Yasalar; hürriyetimize koyduğumuz yasaklarımızdır... 

Sınırlamalarımız, engellemelerimiz, gemlerimiz... 

Sahi neden böyle bir sınırlamaya ihtiyaç duyar insan?!.. Nedir bu sınırlamanın gerekçesi? Bir kader mi? İnsanın fıtratından, yaratılışından kaynaklanan bir şey mi? İnsanın ve tüm yaratılmışların ‘yaratık’ olmasıyla bir bağlantısı var mı? Yaratılmış olduğumuz için mi kendimizi sınırlıyoruz yoksa? Başka bir ifadeyle ‘yaratılmış’ olmanın sınırlamayla bir bağlantısı var mı? Yaratıcı her yarattığını eksik mi yaratıyor (!) yoksa yaratılanın ‘mükemmel’ olandan bir cüz olması hasebiyle sınırlı olması mı söz konusu olan…
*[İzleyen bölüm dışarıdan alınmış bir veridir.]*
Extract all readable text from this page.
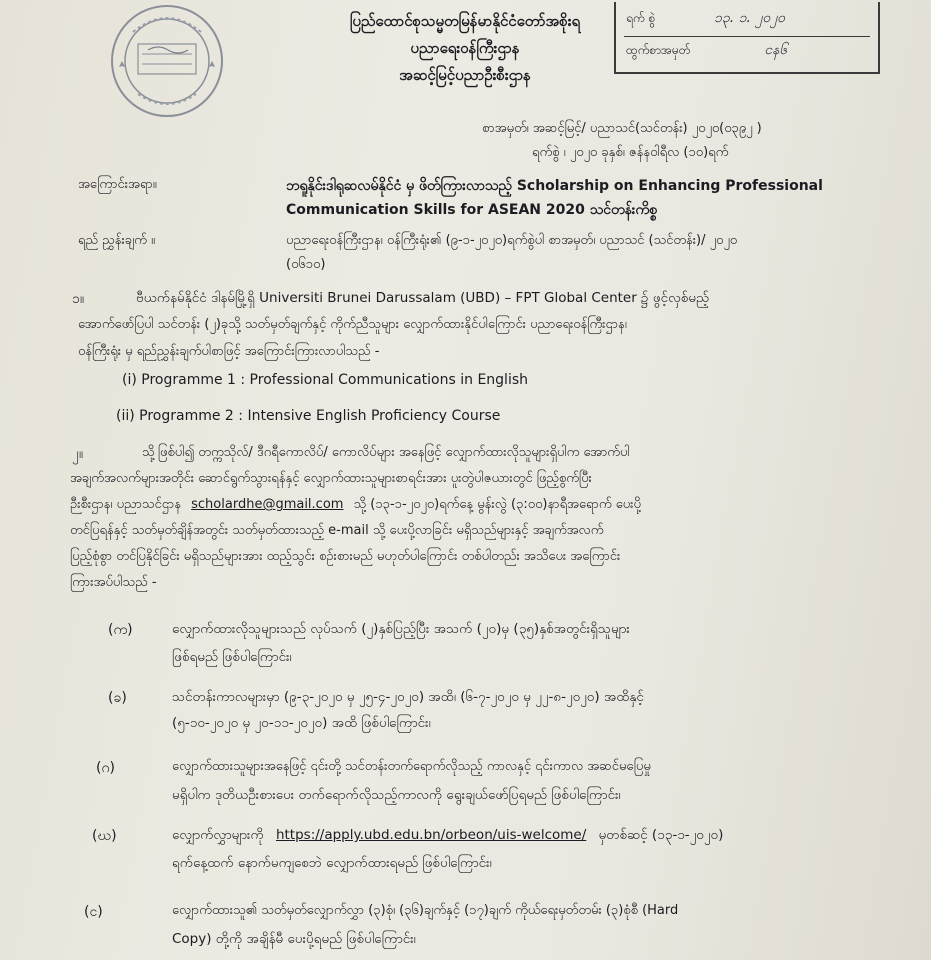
ပြည်ထောင်စုသမ္မတမြန်မာနိုင်ငံတော်အစိုးရ
ပညာရေးဝန်ကြီးဌာန
အဆင့်မြင့်ပညာဦးစီးဌာန
ရက် စွဲ	၁၃. ၁. ၂၀၂၀
ထွက်စာအမှတ်	ငန၆
စာအမှတ်၊ အဆင့်မြင့်/ ပညာသင်(သင်တန်း) ၂၀၂၀(၀၃၉၂ )
ရက်စွဲ ၊ ၂၀၂၀ ခုနှစ်၊ ဇန်နဝါရီလ (၁၀)ရက်
အကြောင်းအရာ။	ဘရူနိုင်းဒါရုဆလမ်နိုင်ငံ မှ ဖိတ်ကြားလာသည့် Scholarship on Enhancing Professional
Communication Skills for ASEAN 2020 သင်တန်းကိစ္စ
ရည် ညွှန်းချက် ။	ပညာရေးဝန်ကြီးဌာန၊ ဝန်ကြီးရုံး၏ (၉-၁-၂၀၂၀)ရက်စွဲပါ စာအမှတ်၊ ပညာသင် (သင်တန်း)/ ၂၀၂၀
(၀၆၁၀)
၁။	ဗီယက်နမ်နိုင်ငံ ဒါနမ်မြို့ရှိ Universiti Brunei Darussalam (UBD) – FPT Global Center ၌ ဖွင့်လှစ်မည့်
အောက်ဖော်ပြပါ သင်တန်း (၂)ခုသို့ သတ်မှတ်ချက်နှင့် ကိုက်ညီသူများ လျှောက်ထားနိုင်ပါကြောင်း ပညာရေးဝန်ကြီးဌာန၊
ဝန်ကြီးရုံး မှ ရည်ညွှန်းချက်ပါစာဖြင့် အကြောင်းကြားလာပါသည် -
(i) Programme 1 : Professional Communications in English
(ii) Programme 2 : Intensive English Proficiency Course
၂။	သို့ဖြစ်ပါ၍ တက္ကသိုလ်/ ဒီဂရီကောလိပ်/ ကောလိပ်များ အနေဖြင့် လျှောက်ထားလိုသူများရှိပါက အောက်ပါ
အချက်အလက်များအတိုင်း ဆောင်ရွက်သွားရန်နှင့် လျှောက်ထားသူများစာရင်းအား ပူးတွဲပါဇယားတွင် ဖြည့်စွက်ပြီး
ဉီးစီးဌာန၊ ပညာသင်ဌာန scholardhe@gmail.com သို့ (၁၃-၁-၂၀၂၀)ရက်နေ့ မွန်းလွဲ (၃:၀၀)နာရီအရောက် ပေးပို့
တင်ပြရန်နှင့် သတ်မှတ်ချိန်အတွင်း သတ်မှတ်ထားသည့် e-mail သို့ ပေးပို့လာခြင်း မရှိသည်များနှင့် အချက်အလက်
ပြည့်စုံစွာ တင်ပြနိုင်ခြင်း မရှိသည်များအား ထည့်သွင်း စဉ်းစားမည် မဟုတ်ပါကြောင်း တစ်ပါတည်း အသိပေး အကြောင်း
ကြားအပ်ပါသည် -
(က)	လျှောက်ထားလိုသူများသည် လုပ်သက် (၂)နှစ်ပြည့်ပြီး အသက် (၂၀)မှ (၃၅)နှစ်အတွင်းရှိသူများ
ဖြစ်ရမည် ဖြစ်ပါကြောင်း၊
(ခ)	သင်တန်းကာလများမှာ (၉-၃-၂၀၂၀ မှ ၂၅-၄-၂၀၂၀) အထိ၊ (၆-၇-၂၀၂၀ မှ ၂၂-၈-၂၀၂၀) အထိနှင့်
(၅-၁၀-၂၀၂၀ မှ ၂၀-၁၁-၂၀၂၀) အထိ ဖြစ်ပါကြောင်း၊
(ဂ)	လျှောက်ထားသူများအနေဖြင့် ၎င်းတို့ သင်တန်းတက်ရောက်လိုသည့် ကာလနှင့် ၎င်းကာလ အဆင်မပြေမှု
မရှိပါက ဒုတိယဦးစားပေး တက်ရောက်လိုသည့်ကာလကို ရွေးချယ်ဖော်ပြရမည် ဖြစ်ပါကြောင်း၊
(ဃ)	လျှောက်လွှာများကို https://apply.ubd.edu.bn/orbeon/uis-welcome/ မှတစ်ဆင့် (၁၃-၁-၂၀၂၀)
ရက်နေ့ထက် နောက်မကျစေဘဲ လျှောက်ထားရမည် ဖြစ်ပါကြောင်း၊
(င)	လျှောက်ထားသူ၏ သတ်မှတ်လျှောက်လွှာ (၃)စုံ၊ (၃၆)ချက်နှင့် (၁၇)ချက် ကိုယ်ရေးမှတ်တမ်း (၃)စုံစီ (Hard
Copy) တို့ကို အချိန်မီ ပေးပို့ရမည် ဖြစ်ပါကြောင်း၊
Bizi sınırlayan biz miyiz, bizi yoktan var eden mi?!.. kendi kendimi, dünyamızı bir buyruğun, yaratılmışlığın bilinciyle mi sınırlıyoruz, bilinçsiz cemi? Bir buyruğun direktifleri doğrultusunda sınırlıyorsak, yaratılmış olmanın, eksik olmanın bunda bir katkısı var mı? Eksik yaratılmış olmanın etrafımıza tel örgüler çekmemize katkısı ne kadar? Yaratan düşünce, idrak kabiliyetimizin ve duyu organlarımızın kabiliyetini, frekansını biraz daha yükseltmiş olsaydı sınırlamalarımız sınırı da o oranda genişler miydi?...

Yaratılmanın  verdiği eksiklikle yaşamımızı idâme ettirirken, eksik olmanın verdiği eksiklikle kendimizi ve dünyamızı eksik yönettiğimiz için mi yaşam alanımızı sınırlıyoruz?!.. Yoksa algılama ve değerlendirme kabiliyetimiz sınırlı olduğu için becerebildiğimiz bu mu?..

Sınırlı  ve eksik yaratılanın sınırlanın genişlemesi, eksikliğinin giderilmesi, tamamlanmamsı mümkün mü? Sınırlar aşıla bilir mi? Yaratılmışların bir yaratı tarafından yoktan var edildiği düşüncesi ekseninden uzaklaşan materyalist düşünceye göre insanın hürriyetinin boyu kaç metredir? İnsanlık içinde bulunduğu bu kısır döngüden günün irinde kurtulacak mı? Tekrar ait olduğu yerlere; kırlara,  dağlara, sadece elleri, ayakları, aklının -kim tarafından verildiğini hiçe sayarak- güçleri doğrultusunda sınırları yıkarak dönecek mi? Bir arada yaşamak; bir şehir de, kasaba da, köy’de diz dize oturup sonrada “git öte” diyerek yetmişinde yedi yaşında çocuklar gibi bir birimizin yüzünü tırmıklamak zorun damıyız? 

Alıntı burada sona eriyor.